Here is a version with an image rather than a vector :
test :
i[list] 1,1,1,3,-1 # List of RGB colors
eval "
# Macro that inserts a new element 'elt' into the image #ind, at index 'pos' ('pos' must be in [0,siz_list]).
insert(ind,siz_list,elt,pos) = (
_pos = pos;
if (_pos<=siz_list,
siz_list>=w(#ind)?resize(#ind,2*w(#ind)+1,1,1,s#ind,0);
for (k = 0, k<s#ind, ++k, copy(i(#ind,_pos+1,0,0,k),i(#ind,_pos,0,0,k),siz_list - _pos));
I[#ind,_pos] = elt;
++#siz_list;
);
);
# Macro that removes an element from the image #ind, located at index 'pos' ('pos' must be in [0,siz_list]).
remove(ind,siz_list,pos) = (
_pos = pos;
if (_pos<=siz_list,
--#siz_list;
for (k = 0, k<s#ind, ++k, copy(I(#ind,_pos,0,0,k),I(#ind,_pos+1,0,0,k),siz_list - _pos));
I[#ind,siz_list] = -1;
)
);
siz_list = 0;
echo('---- Initial state ------------');
print(#"$list"); print(siz_list); # Empty list.

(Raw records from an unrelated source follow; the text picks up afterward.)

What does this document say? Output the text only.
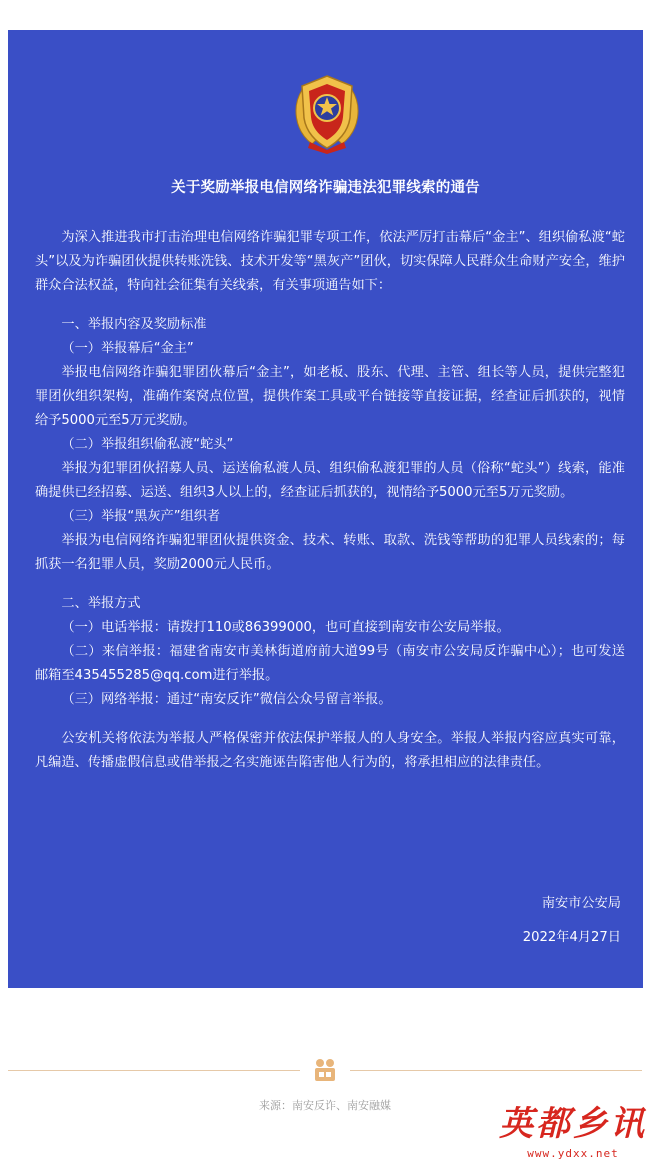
关于奖励举报电信网络诈骗违法犯罪线索的通告

为深入推进我市打击治理电信网络诈骗犯罪专项工作，依法严厉打击幕后“金主”、组织偷私渡“蛇头”以及为诈骗团伙提供转账洗钱、技术开发等“黑灰产”团伙，切实保障人民群众生命财产安全，维护群众合法权益，特向社会征集有关线索，有关事项通告如下：

一、举报内容及奖励标准

（一）举报幕后“金主”

举报电信网络诈骗犯罪团伙幕后“金主”，如老板、股东、代理、主管、组长等人员，提供完整犯罪团伙组织架构，准确作案窝点位置，提供作案工具或平台链接等直接证据，经查证后抓获的，视情给予5000元至5万元奖励。

（二）举报组织偷私渡“蛇头”

举报为犯罪团伙招募人员、运送偷私渡人员、组织偷私渡犯罪的人员（俗称“蛇头”）线索，能准确提供已经招募、运送、组织3人以上的，经查证后抓获的，视情给予5000元至5万元奖励。

（三）举报“黑灰产”组织者

举报为电信网络诈骗犯罪团伙提供资金、技术、转账、取款、洗钱等帮助的犯罪人员线索的；每抓获一名犯罪人员，奖励2000元人民币。

二、举报方式

（一）电话举报：请拨打110或86399000，也可直接到南安市公安局举报。

（二）来信举报：福建省南安市美林街道府前大道99号（南安市公安局反诈骗中心）；也可发送邮箱至435455285@qq.com进行举报。

（三）网络举报：通过“南安反诈”微信公众号留言举报。

公安机关将依法为举报人严格保密并依法保护举报人的人身安全。举报人举报内容应真实可靠，凡编造、传播虚假信息或借举报之名实施诬告陷害他人行为的，将承担相应的法律责任。

南安市公安局
2022年4月27日
来源：南安反诈、南安融媒	英都乡讯
www.ydxx.net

insert(#"$list",siz_list,[ 0,128,0 ],0);
insert(#"$list",siz_list,[ 64,0,0 ],0);
insert(#"$list",siz_list,[ 0,0,255 ],2);
echo('---- After three insertions ---');
print(#"$list"); print(siz_list); # List with three elements.
remove(#"$list",siz_list,0);
echo('--- After one removal ---------');
print(#"$list"); print(siz_list); # List with two elements.
"
No problem. Actually list and element manipulation were the first things I tried, with limited success, when I encountered G’MIC scripting (which was not that long ago; am still a relatively new user ). If I stare at your discussions long enough, I might learn something. Still struggling to follow the math and code but it is fun nevertheless.
PS All of you can make it up by looking into An Error Reduction Technique in Richardson-Lucy Deconvolution Method.
Actually I already had a look, not certain whether it applies generally because it appears directed towards a particular form of noise. I suspect some of the maths will be outside what I know just now anyway, so much to learn!